A Comprehensive Evaluation of Novel AI Accelerators for Deep Learning Workloads
Murali Emani,Zhen Xie,Siddhisanket Raskar,Varuni Sastry,William Arnold,Bruce Wilson,Rajeev Thakur,Venkatram Vishwanath,Zhengchun Liu,Michael E. Papka,Cindy Orozco Bohorquez,Rick Weisner,Karen Li,Yongning Sheng,Yun Du,Jian Zhang,Alexander Tsyplikhin,Gurdaman Khaira,Jeremy Fowers,Ramakrishnan Sivakumar,Victoria Godsoe,Adrian Macias,Chetan Tekur,Matthew Boyd
DOI: https://doi.org/10.1109/pmbs56514.2022.00007
2022-01-01
Abstract:Scientific applications are increasingly adopting Artificial Intelligence (AI) techniques to advance science. Highperformance computing centers are evaluating emerging novel hardware accelerators to efficiently run AI-driven science applications. With a wide diversity in the hardware architectures and software stacks of these systems, it is challenging to understand how these accelerators perform. The state-of-the-art in the evaluation of deep learning workloads primarily focuses on CPUs and GPUs. In this paper, we present an overview of dataflow-based novel AI accelerators from SambaNova, Cerebras, Graphcore, and Groq.
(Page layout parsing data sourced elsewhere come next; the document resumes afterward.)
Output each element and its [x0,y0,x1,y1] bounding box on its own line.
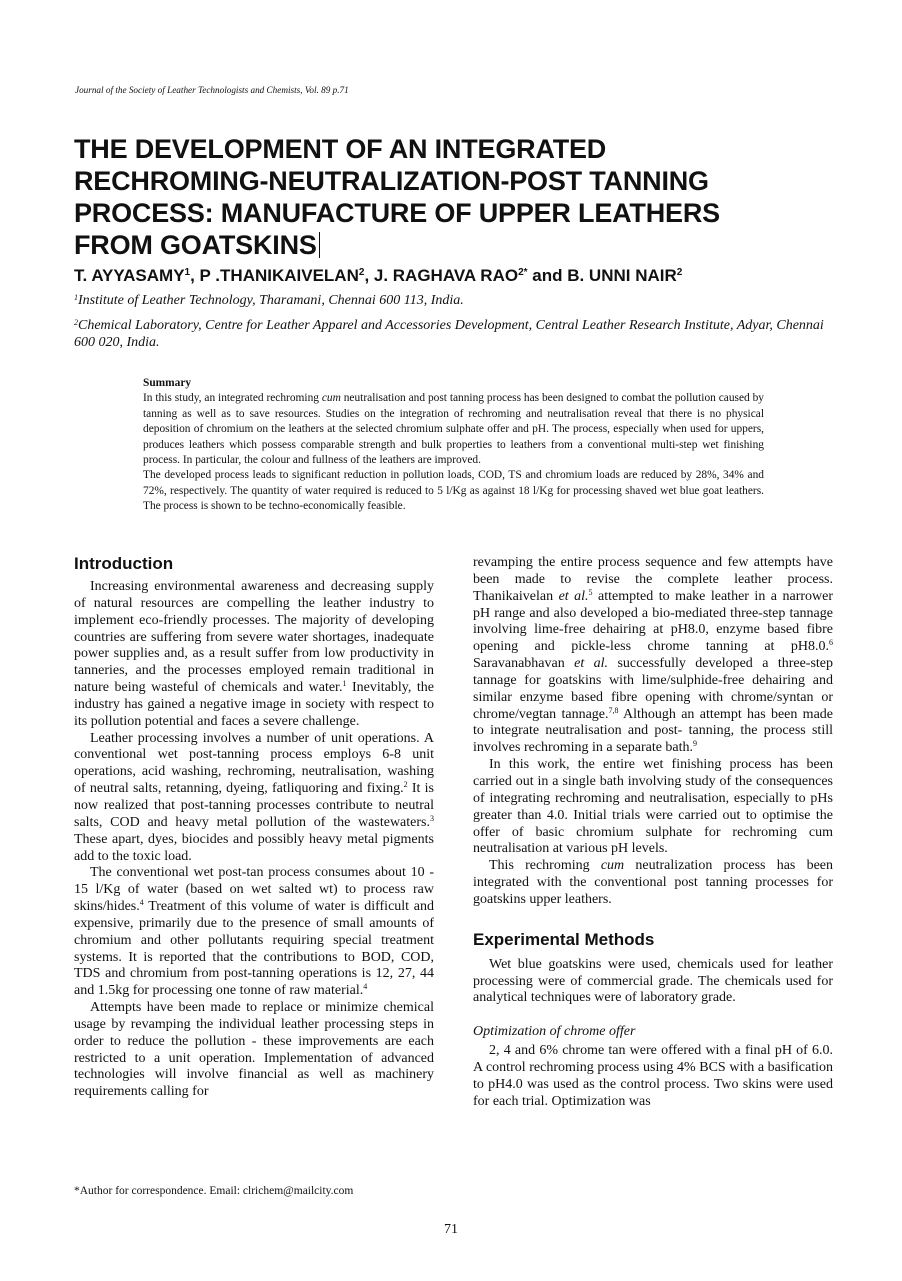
body-paragraph [74,579,434,731]
text-run: Inevitably, the industry has gained a negative image in society with respect to its pollution potential and faces a severe challenge. [74,680,434,729]
reference-mark: 2 [403,780,408,790]
subsection-heading: Optimization of chrome offer [473,1024,636,1040]
experimental-methods-heading: Experimental Methods [473,929,655,949]
reference-mark: 6 [829,638,833,648]
text-run: attempted to make leather in a narrower pH range and also developed a bio-mediated three-step tannage involving lime-free dehairing at pH8.0, enzyme based fibre opening and pickle-less chrome tanning at pH8.0. [473,588,834,655]
body-paragraph: Attempts have been made to replace or minimize chemical usage by revamping the individual leather processing steps in order to reduce the pollution - these improvements are each restricted to a unit operation. Implementation of advanced technologies will involve financial as well as machinery requirements calling for [74,1000,434,1100]
body-paragraph [473,858,833,909]
reference-mark: 5 [588,587,593,597]
author-affiliation-mark: 2 [358,267,365,278]
author-list [74,266,682,286]
summary-block [143,376,764,515]
italic-term: et al. [574,656,609,672]
introduction-heading: Introduction [74,554,174,573]
journal-header: Journal of the Society of Leather Technologists and Chemists, Vol. 89 p.71 [75,85,349,95]
author-affiliation-mark: 2 [676,267,683,278]
title-line: THE DEVELOPMENT OF AN INTEGRATED [74,134,607,164]
affiliation-text: Chemical Laboratory, Centre for Leather Apparel and Accessories Development, Central Leather Research Institute, Adyar, Chennai 600 020, India. [74,318,824,350]
text-run: revamping the entire process sequence and few attempts have been made to revise the complete leather process. Thanikaivelan [473,555,833,604]
reference-mark: 4 [363,982,368,992]
summary-paragraph: The developed process leads to significant reduction in pollution loads, COD, TS and chromium loads are reduced by 28%, 34% and 72%, respectively. The quantity of water required is reduced to 5 l/Kg as against 18 l/Kg for processing shaved wet blue goat leathers. The process is shown to be techno-economically feasible. [143,469,764,513]
page-number: 71 [444,1222,458,1237]
text-cursor [319,232,321,258]
italic-term: et al. [558,588,589,604]
author-name: and B. UNNI NAIR [527,266,677,285]
reference-mark: 3 [430,813,434,823]
reference-mark: 9 [693,739,698,749]
affiliation-mark: 1 [74,293,78,302]
author-name: , P .THANIKAIVELAN [190,266,359,285]
text-run: In this study, an integrated rechroming [143,392,322,405]
text-run: These apart, dyes, biocides and possibly heavy metal pigments add to the toxic load. [74,831,434,864]
text-run: This rechroming [489,858,601,874]
affiliation-mark: 2 [74,318,78,327]
affiliation-1 [74,293,464,309]
title-line: PROCESS: MANUFACTURE OF UPPER LEATHERS [74,198,720,228]
text-run: Although an attempt has been made to integrate neutralisation and post- tanning, the process still involves rechroming in a separate bath. [473,706,833,756]
body-paragraph: In this work, the entire wet finishing process has been carried out in a single bath involving study of the consequences of integrating rechroming and neutralisation, especially to pHs greater than 4.0. Initial trials were carried out to optimise the offer of basic chromium sulphate for rechroming cum neutralisation at various pH levels. [473,757,833,857]
reference-mark: 4 [139,898,144,908]
right-column [473,555,833,1111]
text-run: neutralisation and post tanning process has been designed to combat the pollution caused by tanning as well as to save resources. Studies on the integration of rechroming and neutralisation reveal that there is no physical deposition of chromium on the leathers at the selected chromium sulphate offer and pH. The process, especially when used for uppers, produces leathers which possess comparable strength and bulk properties to leathers from a conventional multi-step wet finishing process. In particular, the colour and fullness of the leathers are improved. [143,392,765,467]
text-run: successfully developed a three-step tannage for goatskins with lime/sulphide-free dehairing and similar enzyme based fibre opening with chrome/syntan or chrome/vegtan tannage. [473,656,834,722]
text-run: neutralization process has been integrated with the conventional post tanning processes for goatskins upper leathers. [473,858,834,907]
text-run: It is now realized that post-tanning processes contribute to neutral salts, COD and heavy metal pollution of the wastewaters. [74,781,434,830]
text-run: Increasing environmental awareness and decreasing supply of natural resources are compelling the leather industry to implement eco-friendly processes. The majority of developing countries are suffering from severe water shortages, inadequate power supplies and, as a result suffer from low productivity in tanneries, and the processes employed remain traditional in nature being wasteful of chemicals and water. [74,579,434,696]
reference-mark: 7,8 [608,705,619,715]
text-run: Saravanabhavan [473,656,575,672]
author-affiliation-mark: 2* [518,267,528,278]
summary-paragraph [143,391,764,468]
correspondence-footnote: *Author for correspondence. Email: clrichem@mailcity.com [74,1185,354,1197]
text-run: Treatment of this volume of water is difficult and expensive, primarily due to the presence of small amounts of chromium and other pollutants requiring special treatment systems. It is reported that the contributions to BOD, COD, TDS and chromium from post-tanning operations is 12, 27, 44 and 1.5kg for processing one tonne of raw material. [74,899,434,999]
italic-term: cum [600,858,625,874]
affiliation-2 [74,314,834,351]
title-line [74,229,720,261]
author-name: T. AYYASAMY [74,266,185,285]
left-column [74,553,434,1101]
text-run: The conventional wet post-tan process consumes about 10 - 15 l/Kg of water (based on wet salted wt) to process raw skins/hides. [74,865,434,915]
title-line: RECHROMING-NEUTRALIZATION-POST TANNING [74,166,709,196]
summary-heading: Summary [143,377,192,389]
text-run: Leather processing involves a number of unit operations. A conventional wet post-tanning process employs 6-8 unit operations, acid washing, rechroming, neutralisation, washing of neutral salts, retanning, dyeing, fatliquoring and fixing. [74,730,434,797]
body-paragraph [74,865,434,1000]
body-paragraph: Wet blue goatskins were used, chemicals used for leather processing were of commercial grade. The chemicals used for analytical techniques were of laboratory grade. [473,956,833,1006]
body-paragraph [473,555,833,757]
author-affiliation-mark: 1 [184,267,191,278]
italic-term: cum [321,392,341,405]
reference-mark: 1 [342,679,347,689]
author-name: , J. RAGHAVA RAO [364,266,519,285]
affiliation-text: Institute of Leather Technology, Tharamani, Chennai 600 113, India. [78,293,464,308]
body-paragraph [74,731,434,866]
body-paragraph: 2, 4 and 6% chrome tan were offered with a final pH of 6.0. A control rechroming process using 4% BCS with a basification to pH4.0 was used as the control process. Two skins were used for each trial. Optimization was [473,1043,833,1109]
title-line-text: FROM GOATSKINS [74,230,317,260]
article-title [74,133,720,261]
We present a first-of-a-kind evaluation of these accelerators with diverse workloads, such as Deep Learning (DL) primitives, benchmark models, and scientific machine learning applications. We also evaluate the performance of collective communication, which is key for distributed DL implementation, along with a study of scaling efficiency. We then discuss key insights, challenges, and opportunities in integrating these novel AI accelerators in supercomputing systems.